With certainty, someone you know is a victim of family violence. It may be a family member, friend, co-worker or classmate. Family violence cannot be shoved under the rug and will not disappear by itself. In order to escape a violent relationship, victims will need help from friends and family.
The following are some signs to look for if you think a person may be affected by family violence and advice on how you can help.
• Bruises, accidents and frequent unexplainable injuries.
• Partner controls their finances, activities, and socializing with friends and family.
• Unexplainable absences from work, school or cancel plans abruptly.
• Speaks less in front of partner, so not to make them angry.
• Partner is constantly looking in her direction and over praising them.
• Lack of self-esteem or no confidence
• Constant attacks or sarcasm in public by partner.
• Fearful, jittery and apologetic in their speech. Gives compliments in abundance to their partner
• Withdrawn from people, usually sits in a corner and avoids conversations.
• Change in behavioral pattern, especially when partner appears.
• Kids display anger and anxiety in a crowd.
• Sometimes, absolutely nothing, just intuition.
HOW TO HELP
• Educate yourself about family abuse and how to address it.
• Reach out to the victim in person and ensure them, “this conversation is confidential”.
• Carefully, choose words which will make them feel safe while addressing your concerns.
• Communicate clearly that the abuse is not their fault and love does not hurt.
• Reiterate what they are saying to you. (“I am hearing that…”)
• Respect the victim’s choice, if they are not ready to talk or listen, let it be.
• Provide them with resources for victims of abuse. Suggest meeting with a counselor or advocate.
• Follow up with them even if they try to avoid you. Remind them you are in support of their decision.
• Be ready to help in any and all situation
• Contact a domestic violence org, not to report a case but to get information for your own use.
WHAT WILL NOT HELP
• Do not start a conversation with others around.
• Do not pressure a victim into talking.
• Do not give your opinion or make judgement.
• Do not EVER say, you are not being a good parent.
• Avoid making negative comments about the abuser.
• Do not make promises
Victims of family abuse chooses to stay in their situations for many reasons. Sometimes the abuser has threatened to hurt them, their children or family back home. They may have been isolated from family and friends and have no one to turn to.

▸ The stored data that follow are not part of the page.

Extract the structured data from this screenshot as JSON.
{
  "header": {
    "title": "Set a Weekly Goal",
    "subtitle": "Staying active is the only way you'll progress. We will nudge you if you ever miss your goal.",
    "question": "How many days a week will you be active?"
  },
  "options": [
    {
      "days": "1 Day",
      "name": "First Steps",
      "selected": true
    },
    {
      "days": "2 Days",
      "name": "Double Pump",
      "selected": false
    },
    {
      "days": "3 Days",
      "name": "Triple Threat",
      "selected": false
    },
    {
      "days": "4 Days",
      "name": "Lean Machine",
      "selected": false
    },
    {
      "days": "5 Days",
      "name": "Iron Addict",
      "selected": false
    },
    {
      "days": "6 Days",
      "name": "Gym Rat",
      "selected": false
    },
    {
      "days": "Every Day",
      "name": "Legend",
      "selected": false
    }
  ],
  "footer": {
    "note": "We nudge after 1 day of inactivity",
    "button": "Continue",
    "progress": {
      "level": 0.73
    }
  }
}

One big deterrent is, lack of money. Remember, a major factor of the abuse is control. Controlling the finances, decisions, and clothing are just some of the means to rip away a victim’s self-esteem. While the abuser continuously promised to change without avail, the victim continues to forgive. Victims are sometimes convinced that no one cares and needs to be constantly reminded of assistance and support available.